September in the Year of Our Lord Jesus Christ 2014

The September Pastoral Letter from the Rector

Dear friends,

On holiday Gill, the family and I like nothing better than to go walking, whether it be on the downs here in Sussex, or as we did this year on the cliff tops of Dorset. It has been known on occasions that we get ourselves a little lost. This can of course so easily happen in life too. The landscape of our lives can sometimes become a frightening and threatening place to be with no familiar landmarks to help us. There may be particular times when this is so; when we have to move home, or leave home or we are the ones left when our children leave home, or  a life threatening operation or disease takes hold of us or a loved one, or a life time partner dies. At these times I believe that all of us need a strong land mark. Jesus said, “I am the way, the truth and the life.” (John 14:6) Of course we could - and do - spend the whole of our lives exploring what this means; and I believe that every human life, is lived in relation to this statement, whether people know it or not, because either it is true or the whole Christian faith is an illusion. There isn’t any room between those two alternatives for wriggling or squirming. For Christians the image of Jesus Christ as 'the way' is invitation for us to follow him so that his way might become our way, our way become conformed to his way, and that we might safely reach our journey’s end where we shall know the truth perfectly and live the real life for which we were created.

 

Therefore we need to walk in 'the way' ourselves — and although we can and should help one another as much as we can, nobody else can tell us in detail what following 'the way' will mean in and for each of our own lives. Cardinal Basil Hume once wrote, “Every man, woman and child is made in the image of God; therefore every man woman and child can tell me something about God that nobody else can.” The image of God we have in common, it’s what it means to be human; there is only one way to the Father, but the way in which the image is to be realised in each of us and the exact place on the road where we must place our feet are as varied as the different people God has created us.

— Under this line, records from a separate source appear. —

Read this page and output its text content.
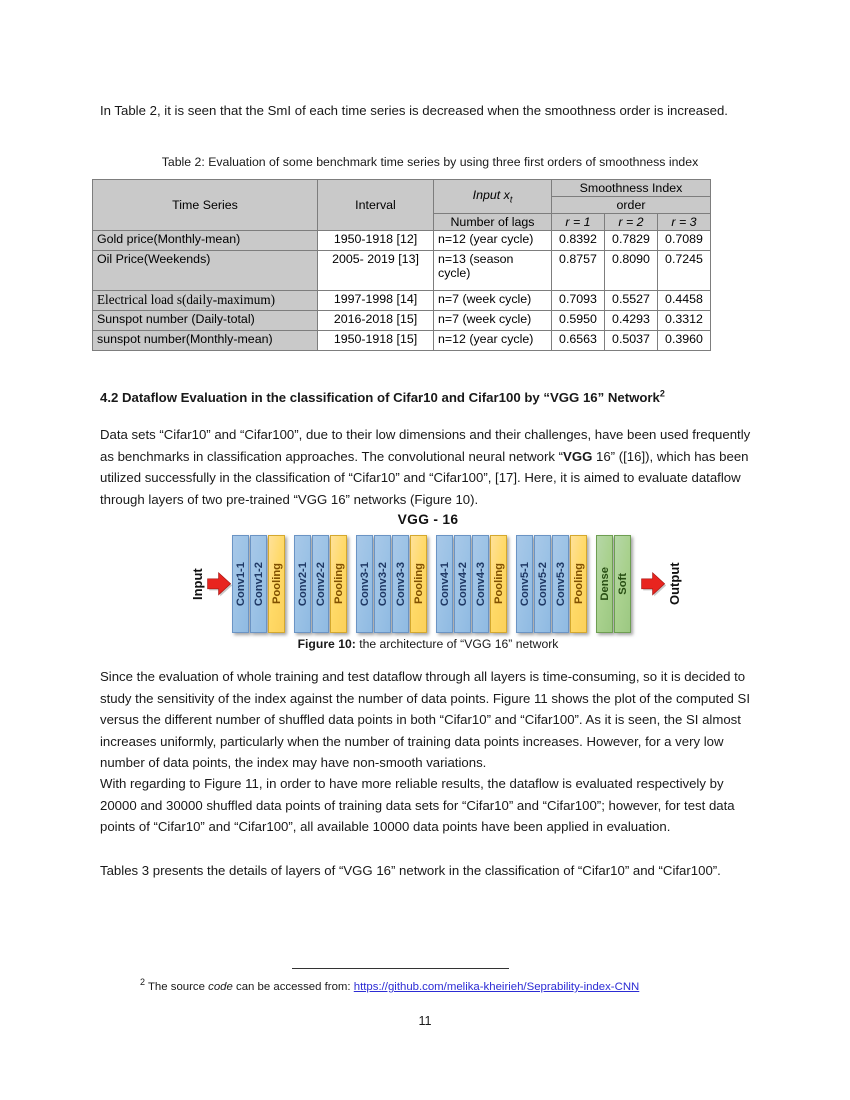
In Table 2, it is seen that the SmI of each time series is decreased when the smoothness order is increased.
Table 2: Evaluation of some benchmark time series by using three first orders of smoothness index
Time Series	Interval	Input $x_t$	Smoothness Index		
			order		
		Number of lags	r = 1	r = 2	r = 3
Gold price(Monthly-mean)	1950-1918 [12]	n=12 (year cycle)	0.8392	0.7829	0.7089
Oil Price(Weekends)	2005- 2019 [13]	n=13 (season cycle)	0.8757	0.8090	0.7245
Electrical load s(daily-maximum)	1997-1998 [14]	n=7 (week cycle)	0.7093	0.5527	0.4458
Sunspot number (Daily-total)	2016-2018 [15]	n=7 (week cycle)	0.5950	0.4293	0.3312
sunspot number(Monthly-mean)	1950-1918 [15]	n=12 (year cycle)	0.6563	0.5037	0.3960
4.2 Dataflow Evaluation in the classification of Cifar10 and Cifar100 by “VGG 16” Network$^2$
Data sets “Cifar10” and “Cifar100”, due to their low dimensions and their challenges, have been used frequently as benchmarks in classification approaches. The convolutional neural network “VGG 16” ([16]), which has been utilized successfully in the classification of “Cifar10” and “Cifar100”, [17]. Here, it is aimed to evaluate dataflow through layers of two pre-trained “VGG 16” networks (Figure 10).
VGG - 16
Input	Conv1-1 Conv1-2 Pooling Conv2-1 Conv2-2 Pooling Conv3-1 Conv3-2 Conv3-3 Pooling Conv4-1 Conv4-2 Conv4-3 Pooling Conv5-1 Conv5-2 Conv5-3 Pooling Dense Soft	Output
Figure 10: the architecture of “VGG 16” network
Since the evaluation of whole training and test dataflow through all layers is time-consuming, so it is decided to study the sensitivity of the index against the number of data points. Figure 11 shows the plot of the computed SI versus the different number of shuffled data points in both “Cifar10” and “Cifar100”. As it is seen, the SI almost increases uniformly, particularly when the number of training data points increases. However, for a very low number of data points, the index may have non-smooth variations.
With regarding to Figure 11, in order to have more reliable results, the dataflow is evaluated respectively by 20000 and 30000 shuffled data points of training data sets for “Cifar10” and “Cifar100”; however, for test data points of “Cifar10” and “Cifar100”, all available 10000 data points have been applied in evaluation.
Tables 3 presents the details of layers of “VGG 16” network in the classification of “Cifar10” and “Cifar100”.
$^2$ The source code can be accessed from: https://github.com/melika-kheirieh/Seprability-index-CNN
11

Each and every one of us has an inescapable and personal responsibility to “love the Lord our God with all our heart and with all our soul and with all our mind, and with all our strength” and “our neighbour as ourselves.” But for each of us the way that gets worked out has to be in the different positions in which we find ourselves, in the context of our own individual strengths and weaknesses, in response to what life throws at us, the people and situations which are simply there before us. We hear quite a lot about diversity these days and it’s certainly more interesting than the dull uniformity of being clones. But what is ultimately so exciting about human diversity is not the quirks and foibles which make us so different from each other, but the different ways in which God transforms those quirks and foibles, making them the basis for our full participation as members of the Body of Christ. Different limbs and organs, but one body — not at all the same thing as mere diversity or a valuing of difference for its own sake. I would like to remind you of a couple of principles. The first is the practical nature of following the way traced out by God for us. This isn’t a theoretical dreaming of dreams or of fancying that there is a little corner in each of us which is free from the ups and downs of everyday life. The gospel tells us about two of John the Baptist’s disciples who asked Jesus where he was staying. Jesus didn’t explain and he certainly didn’t preach a sermon or give a theological lecture. All he said was, “Come and see.” That’s the only way to do it. The second thing is the diversity of ways in which that following will shape the one who accepts the invitation. Drawing these together, we can see how important it is at every stage of our lives to spend time tracing the patterns of God’s grace and mercy. We need to do this both in relation to the big stories of human history and in relation to our own individual lives. One of the most characteristic things about faith is how it helps us see patterns, to discern the big picture of what is going on and see individual events, whether joyful or painful, in a wider context and to know that that wider context is kind, it has a beneficial purpose; it is not all accidental. This attitude is very well summed up in some words of the justly popular hymn “Amazing grace.” T’was Grace that brought us safe thus far...and Grace will lead us home.

I shall continue this theme through the magazine articles for the autumn as we lead up to the great feast of the incarnation at Christmas.